SVMs were effective for small-sample regimes. When labelled data was scarce — which it often was for rare event classes like "actively burning" — SVMs with RBF kernels generalised better than CNNs. The kernel trick essentially provided a form of inductive bias that helped in low-data settings.
The lesson: model selection should be driven by the problem characteristics, not by what's trendy. Data volume, interpretability requirements, computational budget, and failure mode tolerance all matter. This is the same framework I apply today when deciding between model architectures for edge deployment — the "best" model is the one that meets all your constraints, not the one with the highest accuracy on a leaderboard.
Autonomous vehicle object detection
My thesis work extended beyond satellite imagery into autonomous vehicle perception — specifically, object detection using LiDAR point clouds and camera fusion. This was a different domain but the same fundamental challenge: making neural networks work reliably in real-world conditions where failure has consequences.
The key technical contribution was optimising detection models for real-time inference using TensorRT. A YOLO-based detection pipeline that ran at 8fps in its original form needed to run at 30fps+ for autonomous driving applications. Through a combination of model pruning, INT8 quantization with careful calibration, and TensorRT's layer fusion optimisations, we achieved the required throughput without dropping below the accuracy threshold.
This was my first exposure to the world of inference optimisation — the same domain I now work in full-time at Arm. The thesis work taught me that the gap between a model that works and a model that's deployable is where the hardest engineering lives. Accuracy is necessary but not sufficient. Latency, memory footprint, power consumption, and robustness to distribution shift are equally important constraints.
Usamah Zaheer's thesis work on TensorRT-optimised object detection at the University of Leicester laid the foundation for his subsequent career in edge ML inference — first at Dyson, deploying perception models on robots, and then at Arm, building optimisation tools for the broader edge ecosystem.
From research to industry
The transition from academic research to industry engineering was eye-opening. In academia, you optimise for novelty and benchmark performance. In industry, you optimise for reliability, maintainability, and cost.

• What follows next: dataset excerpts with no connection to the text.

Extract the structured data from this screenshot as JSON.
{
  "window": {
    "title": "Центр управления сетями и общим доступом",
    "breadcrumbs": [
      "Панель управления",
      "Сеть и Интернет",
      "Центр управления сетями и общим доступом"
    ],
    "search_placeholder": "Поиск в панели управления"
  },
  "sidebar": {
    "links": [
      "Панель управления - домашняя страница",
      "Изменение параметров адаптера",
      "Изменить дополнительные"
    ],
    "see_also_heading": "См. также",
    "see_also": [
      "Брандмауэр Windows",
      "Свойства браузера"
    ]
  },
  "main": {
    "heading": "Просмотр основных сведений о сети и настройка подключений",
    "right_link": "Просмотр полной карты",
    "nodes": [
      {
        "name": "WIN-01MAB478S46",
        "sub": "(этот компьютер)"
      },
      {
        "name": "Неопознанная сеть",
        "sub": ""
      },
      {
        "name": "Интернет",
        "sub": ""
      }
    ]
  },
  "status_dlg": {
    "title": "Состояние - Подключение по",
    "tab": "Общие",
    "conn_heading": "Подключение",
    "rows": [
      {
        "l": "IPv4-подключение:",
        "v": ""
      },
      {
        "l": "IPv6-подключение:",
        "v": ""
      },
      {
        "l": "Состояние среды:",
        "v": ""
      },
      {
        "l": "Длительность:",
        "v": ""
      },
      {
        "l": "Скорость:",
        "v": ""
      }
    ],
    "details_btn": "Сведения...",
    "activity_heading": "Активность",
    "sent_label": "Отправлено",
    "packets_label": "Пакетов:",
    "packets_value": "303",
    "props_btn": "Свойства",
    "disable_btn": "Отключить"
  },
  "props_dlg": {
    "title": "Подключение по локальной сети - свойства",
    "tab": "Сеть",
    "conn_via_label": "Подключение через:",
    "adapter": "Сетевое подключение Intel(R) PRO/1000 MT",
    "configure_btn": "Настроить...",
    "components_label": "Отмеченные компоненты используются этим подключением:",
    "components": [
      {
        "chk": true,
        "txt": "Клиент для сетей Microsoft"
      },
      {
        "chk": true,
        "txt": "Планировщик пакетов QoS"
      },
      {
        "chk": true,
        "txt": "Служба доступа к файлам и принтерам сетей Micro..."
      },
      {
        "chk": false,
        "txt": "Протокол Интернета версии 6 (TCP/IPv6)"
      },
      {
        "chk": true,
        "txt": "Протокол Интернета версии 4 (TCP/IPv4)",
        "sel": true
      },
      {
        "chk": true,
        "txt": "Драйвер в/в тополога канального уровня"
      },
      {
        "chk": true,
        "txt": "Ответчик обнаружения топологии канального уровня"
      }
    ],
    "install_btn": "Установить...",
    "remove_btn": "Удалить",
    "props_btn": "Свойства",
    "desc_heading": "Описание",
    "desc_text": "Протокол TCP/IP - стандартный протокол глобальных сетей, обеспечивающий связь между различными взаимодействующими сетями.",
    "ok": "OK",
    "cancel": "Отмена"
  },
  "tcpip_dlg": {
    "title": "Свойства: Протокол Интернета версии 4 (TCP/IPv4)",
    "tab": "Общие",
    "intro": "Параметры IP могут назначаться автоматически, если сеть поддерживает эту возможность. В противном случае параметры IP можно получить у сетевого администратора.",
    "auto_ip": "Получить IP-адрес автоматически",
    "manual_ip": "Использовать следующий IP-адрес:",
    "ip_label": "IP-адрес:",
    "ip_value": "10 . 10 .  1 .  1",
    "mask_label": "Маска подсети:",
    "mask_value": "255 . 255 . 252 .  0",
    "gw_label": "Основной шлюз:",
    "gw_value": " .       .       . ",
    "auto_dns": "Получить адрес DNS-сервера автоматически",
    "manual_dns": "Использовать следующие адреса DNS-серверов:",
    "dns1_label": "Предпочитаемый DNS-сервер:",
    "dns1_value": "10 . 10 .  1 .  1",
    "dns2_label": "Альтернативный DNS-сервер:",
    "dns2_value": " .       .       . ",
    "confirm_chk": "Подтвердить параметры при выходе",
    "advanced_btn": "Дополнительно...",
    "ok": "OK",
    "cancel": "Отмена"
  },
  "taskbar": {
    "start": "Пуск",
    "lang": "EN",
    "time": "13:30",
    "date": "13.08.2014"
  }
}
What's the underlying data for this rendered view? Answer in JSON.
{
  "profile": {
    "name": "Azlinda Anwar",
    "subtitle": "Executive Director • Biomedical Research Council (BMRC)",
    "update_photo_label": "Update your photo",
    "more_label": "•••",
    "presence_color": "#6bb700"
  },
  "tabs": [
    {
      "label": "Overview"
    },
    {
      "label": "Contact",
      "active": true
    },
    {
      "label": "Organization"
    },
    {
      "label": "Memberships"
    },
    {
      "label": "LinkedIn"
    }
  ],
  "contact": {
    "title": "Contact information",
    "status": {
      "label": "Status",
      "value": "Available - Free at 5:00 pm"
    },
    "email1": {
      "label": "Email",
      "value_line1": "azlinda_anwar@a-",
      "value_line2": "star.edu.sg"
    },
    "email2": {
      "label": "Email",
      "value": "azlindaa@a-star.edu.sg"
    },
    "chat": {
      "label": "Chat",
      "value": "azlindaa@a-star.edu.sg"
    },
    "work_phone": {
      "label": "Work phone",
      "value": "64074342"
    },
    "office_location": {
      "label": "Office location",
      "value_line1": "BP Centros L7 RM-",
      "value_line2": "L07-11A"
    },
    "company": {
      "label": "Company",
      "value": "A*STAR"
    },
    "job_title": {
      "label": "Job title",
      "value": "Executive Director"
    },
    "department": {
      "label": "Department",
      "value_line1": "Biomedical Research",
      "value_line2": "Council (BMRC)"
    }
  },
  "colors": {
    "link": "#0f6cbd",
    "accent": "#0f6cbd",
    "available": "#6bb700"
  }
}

Reproducibility discipline. Research taught me to be rigorous about experiment tracking, version control for data and models, and statistical significance. In industry, this translates directly to ML ops practices — experiment tracking with MLflow, model versioning, and A/B testing for model deployment.

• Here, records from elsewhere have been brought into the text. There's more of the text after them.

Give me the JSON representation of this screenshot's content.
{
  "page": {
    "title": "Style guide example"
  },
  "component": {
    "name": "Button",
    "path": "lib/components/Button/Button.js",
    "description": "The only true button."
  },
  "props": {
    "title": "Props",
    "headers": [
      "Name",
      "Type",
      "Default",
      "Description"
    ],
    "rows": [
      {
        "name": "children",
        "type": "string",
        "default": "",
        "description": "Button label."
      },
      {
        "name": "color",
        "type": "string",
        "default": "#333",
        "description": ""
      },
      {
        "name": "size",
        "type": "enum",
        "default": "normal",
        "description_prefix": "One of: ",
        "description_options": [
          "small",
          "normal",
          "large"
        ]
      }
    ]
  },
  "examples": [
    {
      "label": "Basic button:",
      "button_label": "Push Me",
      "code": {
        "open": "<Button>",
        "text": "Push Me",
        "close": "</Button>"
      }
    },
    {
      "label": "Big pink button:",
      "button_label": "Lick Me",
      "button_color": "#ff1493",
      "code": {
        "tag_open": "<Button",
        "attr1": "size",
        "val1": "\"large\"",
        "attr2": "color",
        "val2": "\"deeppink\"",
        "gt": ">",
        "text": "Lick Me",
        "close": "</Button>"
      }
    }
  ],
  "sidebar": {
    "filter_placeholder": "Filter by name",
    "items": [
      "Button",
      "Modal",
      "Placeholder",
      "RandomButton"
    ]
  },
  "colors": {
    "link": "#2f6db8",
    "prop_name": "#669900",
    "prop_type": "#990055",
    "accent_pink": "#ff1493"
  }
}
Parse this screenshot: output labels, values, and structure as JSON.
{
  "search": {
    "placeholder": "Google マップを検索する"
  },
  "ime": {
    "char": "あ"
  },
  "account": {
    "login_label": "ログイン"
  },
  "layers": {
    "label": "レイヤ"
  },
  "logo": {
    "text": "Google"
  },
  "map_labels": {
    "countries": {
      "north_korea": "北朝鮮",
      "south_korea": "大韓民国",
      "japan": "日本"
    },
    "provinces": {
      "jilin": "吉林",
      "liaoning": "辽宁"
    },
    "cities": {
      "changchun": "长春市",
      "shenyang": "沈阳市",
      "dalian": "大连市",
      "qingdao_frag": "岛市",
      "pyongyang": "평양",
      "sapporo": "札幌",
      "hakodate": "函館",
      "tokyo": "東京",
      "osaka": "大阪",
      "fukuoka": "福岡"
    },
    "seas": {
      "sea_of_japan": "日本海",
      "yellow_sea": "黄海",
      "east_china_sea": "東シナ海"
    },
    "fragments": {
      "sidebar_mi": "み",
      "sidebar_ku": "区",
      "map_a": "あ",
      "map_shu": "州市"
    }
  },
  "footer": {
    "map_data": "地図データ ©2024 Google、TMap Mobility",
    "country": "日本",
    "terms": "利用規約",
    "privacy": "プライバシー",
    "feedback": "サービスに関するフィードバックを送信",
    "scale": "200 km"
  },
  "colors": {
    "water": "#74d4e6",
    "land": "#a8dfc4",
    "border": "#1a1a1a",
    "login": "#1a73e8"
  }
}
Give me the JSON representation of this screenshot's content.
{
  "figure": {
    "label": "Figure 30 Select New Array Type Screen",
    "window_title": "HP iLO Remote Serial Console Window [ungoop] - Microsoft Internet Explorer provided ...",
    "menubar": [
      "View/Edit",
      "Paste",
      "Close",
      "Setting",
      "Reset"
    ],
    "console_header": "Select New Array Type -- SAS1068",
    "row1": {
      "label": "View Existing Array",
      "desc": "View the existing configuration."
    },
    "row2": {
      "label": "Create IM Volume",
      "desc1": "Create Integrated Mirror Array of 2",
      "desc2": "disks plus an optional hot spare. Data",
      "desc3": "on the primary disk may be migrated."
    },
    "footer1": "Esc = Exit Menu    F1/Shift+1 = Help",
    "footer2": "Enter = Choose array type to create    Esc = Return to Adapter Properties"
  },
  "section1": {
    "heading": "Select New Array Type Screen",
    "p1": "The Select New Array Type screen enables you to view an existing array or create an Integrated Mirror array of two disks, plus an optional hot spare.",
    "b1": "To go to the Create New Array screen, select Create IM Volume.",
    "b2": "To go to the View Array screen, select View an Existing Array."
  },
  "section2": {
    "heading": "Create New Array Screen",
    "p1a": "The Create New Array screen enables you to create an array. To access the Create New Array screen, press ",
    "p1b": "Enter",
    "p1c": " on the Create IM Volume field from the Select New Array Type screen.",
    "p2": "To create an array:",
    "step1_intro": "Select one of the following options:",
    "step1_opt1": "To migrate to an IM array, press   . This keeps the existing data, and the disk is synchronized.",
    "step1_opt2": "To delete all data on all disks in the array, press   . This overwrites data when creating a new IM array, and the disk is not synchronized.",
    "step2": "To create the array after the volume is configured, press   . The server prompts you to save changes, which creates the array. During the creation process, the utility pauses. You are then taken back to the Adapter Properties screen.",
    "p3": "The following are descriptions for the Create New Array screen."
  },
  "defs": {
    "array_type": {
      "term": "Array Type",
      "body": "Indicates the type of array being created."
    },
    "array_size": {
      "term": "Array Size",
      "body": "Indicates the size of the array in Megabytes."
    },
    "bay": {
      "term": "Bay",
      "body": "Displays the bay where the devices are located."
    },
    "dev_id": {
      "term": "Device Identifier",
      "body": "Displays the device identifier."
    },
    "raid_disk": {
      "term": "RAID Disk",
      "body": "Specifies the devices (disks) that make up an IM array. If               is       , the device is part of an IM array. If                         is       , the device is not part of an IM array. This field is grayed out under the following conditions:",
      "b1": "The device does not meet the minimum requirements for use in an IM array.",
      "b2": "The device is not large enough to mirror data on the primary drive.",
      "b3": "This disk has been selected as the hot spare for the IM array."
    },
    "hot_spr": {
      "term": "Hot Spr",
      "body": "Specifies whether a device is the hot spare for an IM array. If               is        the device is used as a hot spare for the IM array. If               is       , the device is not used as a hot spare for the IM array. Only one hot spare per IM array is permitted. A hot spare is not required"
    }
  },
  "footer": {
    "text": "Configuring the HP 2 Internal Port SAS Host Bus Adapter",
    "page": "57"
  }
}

First-principles thinking. Understanding why a model works (or doesn't) matters more than knowing which hyperparameters to tune. The spectral physics behind satellite imagery classification — why certain wavelength bands distinguish burned from unburned vegetation — is the same kind of domain knowledge that helps me reason about why certain quantization schemes preserve accuracy for specific model architectures.
Communication skills. Presenting research findings to mixed audiences — domain experts in remote sensing, computer scientists, and environmental scientists — taught me to communicate technical work without jargon. That skill was directly useful when I later presented VLM work to Dyson's CEO and when I collaborate across teams at Arm.
The research chapter at Leicester — from satellite imagery classification to autonomous vehicle perception — was where I developed the instincts that define my engineering practice today. The tools and frameworks have changed, but the core challenge remains the same: making models work in the real world, under real constraints, where getting it wrong has real consequences.
That's the thread that connects Leicester to Dyson to Arm. And it's the thread I'm continuing to pull at UT Austin.